January 1, 2016
By: Wayne Dyck
GNU grep and regex lookarounds
I need just the user names from the Rig.xml
file. Below is a sample of one RightsGroup
element contained in the XML file; in reality there could be a hundred of these.
<RightsGroup GUID="{F4B45F3B-1C90-4B3C-9C3E-57E92A45A961}">
<Versions Count="1">
<Version xmlns:xsi="http://www.w3.org/2001/XMLSchema-instance" xmlns:xsd="http://www.w3.org/2001/XMLSchema" IsDependent="1" InternalID="2197" GUID="{F4B45F3B-1C90-4B3C-9C3E-57E92A45A961}" IsShortcut="0" Parent="{E4D19237-9DB3-12D1-B43E-106097071364}" Name="Star Wars Editors" Location="/User Roles/Editors/" IsNew="0" IsModified="0" IsDeleted="0" UseOuterScriptForPostings="0" UserRoleType="4" IsRobotIndexable="0" IsRobotFollowable="0" IsHiddenModePublished="0" SortOrdinal="0" Expiredate="401769" Effectivedate="0" ModifiedWhen="42054.745502395832" CreatedWhen="37998.6830443287" ApprovalStatusModifiedBy="" ReadyForApproval="0" ApprovalStatus="1" IsHighPriority="0" SameRightsAsParent="1" Objects="0" Containers="0" TotalCount="0">
<RoleMembers>
<Member UserName="WinNT://STARWARS/DVader" />
<Member UserName="WinNT://STARWARS/Yoda" />
<Member UserName="WinNT://STARWARS/BFett" />
<Member UserName="WinNT://STARWARS/LSkywalker" />
<Member UserName="WinNT://STARWARS/ATano" />
<Member UserName="WinNT://STARWARS/HSolo" />
<Member UserName="WinNT://STARWARS/PAmidala" />
<Member UserName="WinNT://STARWARS/OKenobi" />
<Member UserName="WinNT://STARWARS/JFett" />
<Member UserName="WinNT://STARWARS/LOrgana" />
</RoleMembers>
</Version>
</Versions>
</RightsGroup>
My initial plan is to write a small Python program which will parse the XML and use regular expressions to match and extract the required text. I’ve done this many times before and it’s easy enough stepping through the various elements and attributes.

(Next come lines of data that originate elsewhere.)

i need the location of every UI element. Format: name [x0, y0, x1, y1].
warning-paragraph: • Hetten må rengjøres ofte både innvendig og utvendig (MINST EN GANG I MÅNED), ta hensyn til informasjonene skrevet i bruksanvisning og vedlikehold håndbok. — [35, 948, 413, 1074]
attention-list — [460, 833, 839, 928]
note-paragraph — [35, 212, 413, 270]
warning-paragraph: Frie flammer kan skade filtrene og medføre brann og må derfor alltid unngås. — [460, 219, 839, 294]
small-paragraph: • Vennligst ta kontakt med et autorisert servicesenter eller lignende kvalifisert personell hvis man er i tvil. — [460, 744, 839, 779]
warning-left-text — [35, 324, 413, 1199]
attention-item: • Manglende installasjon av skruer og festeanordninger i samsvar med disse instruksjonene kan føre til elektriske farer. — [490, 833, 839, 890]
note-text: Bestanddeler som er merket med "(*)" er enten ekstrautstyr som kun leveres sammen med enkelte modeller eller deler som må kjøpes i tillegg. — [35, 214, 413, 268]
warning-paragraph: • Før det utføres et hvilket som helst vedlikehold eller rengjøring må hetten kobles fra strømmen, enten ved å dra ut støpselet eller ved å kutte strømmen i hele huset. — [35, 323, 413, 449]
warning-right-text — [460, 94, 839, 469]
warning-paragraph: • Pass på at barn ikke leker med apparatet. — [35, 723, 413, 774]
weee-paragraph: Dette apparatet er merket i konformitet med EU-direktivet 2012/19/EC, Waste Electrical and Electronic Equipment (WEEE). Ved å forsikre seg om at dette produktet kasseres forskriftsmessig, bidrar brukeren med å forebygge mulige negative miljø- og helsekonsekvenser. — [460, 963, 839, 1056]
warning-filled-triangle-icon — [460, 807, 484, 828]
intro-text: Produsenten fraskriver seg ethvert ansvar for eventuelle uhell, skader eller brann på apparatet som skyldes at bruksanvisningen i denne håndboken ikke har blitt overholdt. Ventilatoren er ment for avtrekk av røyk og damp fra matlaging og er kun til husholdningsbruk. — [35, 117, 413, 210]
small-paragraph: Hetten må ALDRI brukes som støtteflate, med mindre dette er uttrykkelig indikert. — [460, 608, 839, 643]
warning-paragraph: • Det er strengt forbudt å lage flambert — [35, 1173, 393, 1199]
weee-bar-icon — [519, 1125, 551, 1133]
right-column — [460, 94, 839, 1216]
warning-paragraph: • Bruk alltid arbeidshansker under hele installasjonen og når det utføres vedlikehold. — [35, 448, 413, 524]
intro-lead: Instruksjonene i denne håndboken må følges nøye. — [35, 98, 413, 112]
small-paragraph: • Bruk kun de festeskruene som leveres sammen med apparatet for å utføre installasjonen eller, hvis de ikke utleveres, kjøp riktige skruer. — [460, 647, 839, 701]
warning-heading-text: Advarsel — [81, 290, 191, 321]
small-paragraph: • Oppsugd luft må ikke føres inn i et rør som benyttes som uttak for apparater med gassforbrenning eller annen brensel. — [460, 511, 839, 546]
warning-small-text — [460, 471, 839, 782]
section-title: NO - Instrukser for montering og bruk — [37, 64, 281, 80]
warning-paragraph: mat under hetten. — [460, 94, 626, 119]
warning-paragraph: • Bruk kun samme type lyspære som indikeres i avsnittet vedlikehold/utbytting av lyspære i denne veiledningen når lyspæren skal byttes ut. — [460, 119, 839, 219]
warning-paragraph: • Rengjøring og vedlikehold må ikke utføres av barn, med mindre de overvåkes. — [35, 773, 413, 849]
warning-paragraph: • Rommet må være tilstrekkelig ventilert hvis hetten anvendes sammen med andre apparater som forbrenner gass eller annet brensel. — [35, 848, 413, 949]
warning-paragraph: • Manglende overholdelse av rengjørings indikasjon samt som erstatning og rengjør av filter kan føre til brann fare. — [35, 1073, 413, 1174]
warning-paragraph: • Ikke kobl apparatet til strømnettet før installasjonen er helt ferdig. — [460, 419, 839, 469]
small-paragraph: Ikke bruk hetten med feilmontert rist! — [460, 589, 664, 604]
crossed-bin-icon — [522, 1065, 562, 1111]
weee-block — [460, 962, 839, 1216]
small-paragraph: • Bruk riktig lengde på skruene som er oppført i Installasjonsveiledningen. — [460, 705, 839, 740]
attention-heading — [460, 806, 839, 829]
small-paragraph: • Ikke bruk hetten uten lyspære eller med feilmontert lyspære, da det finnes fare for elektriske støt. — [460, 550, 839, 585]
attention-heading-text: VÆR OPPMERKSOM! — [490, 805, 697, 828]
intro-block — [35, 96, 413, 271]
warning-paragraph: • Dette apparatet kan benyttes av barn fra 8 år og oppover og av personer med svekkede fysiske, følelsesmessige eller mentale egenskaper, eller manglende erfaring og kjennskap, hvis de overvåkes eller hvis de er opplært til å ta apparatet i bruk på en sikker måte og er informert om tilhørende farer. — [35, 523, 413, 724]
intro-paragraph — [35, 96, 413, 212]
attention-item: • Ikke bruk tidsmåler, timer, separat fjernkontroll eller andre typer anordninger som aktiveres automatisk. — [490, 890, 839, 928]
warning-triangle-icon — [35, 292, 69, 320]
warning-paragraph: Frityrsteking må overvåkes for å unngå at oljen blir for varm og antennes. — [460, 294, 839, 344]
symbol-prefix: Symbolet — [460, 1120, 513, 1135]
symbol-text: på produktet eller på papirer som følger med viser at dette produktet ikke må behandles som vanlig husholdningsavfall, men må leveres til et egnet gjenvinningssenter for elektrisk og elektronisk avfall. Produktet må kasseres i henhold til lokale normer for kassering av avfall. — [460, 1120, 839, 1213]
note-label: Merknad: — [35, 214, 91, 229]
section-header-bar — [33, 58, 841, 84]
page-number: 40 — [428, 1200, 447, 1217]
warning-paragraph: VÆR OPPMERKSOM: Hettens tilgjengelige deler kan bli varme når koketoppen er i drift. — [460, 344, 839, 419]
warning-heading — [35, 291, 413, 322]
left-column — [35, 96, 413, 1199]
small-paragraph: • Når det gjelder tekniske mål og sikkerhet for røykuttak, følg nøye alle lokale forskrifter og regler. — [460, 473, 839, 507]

from xml.dom import minidom
xmldoc = minidom.parse('Rig.xml')
memberlist = xmldoc.getElementsByTagName('Member')
...
I'm all for writing code, however, the pattern match can actually be done with a one line grep
expression using a lookbehind condition.
grep -oP "(?<=WinNT:\/\/STARWARS\/)([\w\s-]*)" Rig.xml
The result is this:
DVader
Yoda
BFett
LSkywalker
ATano
HSolo
PAmidala
OKenobi
JFett
LOrgana
For a fantastic tutorial on lookarounds, refer to Mastering Lookahead and Lookbehind.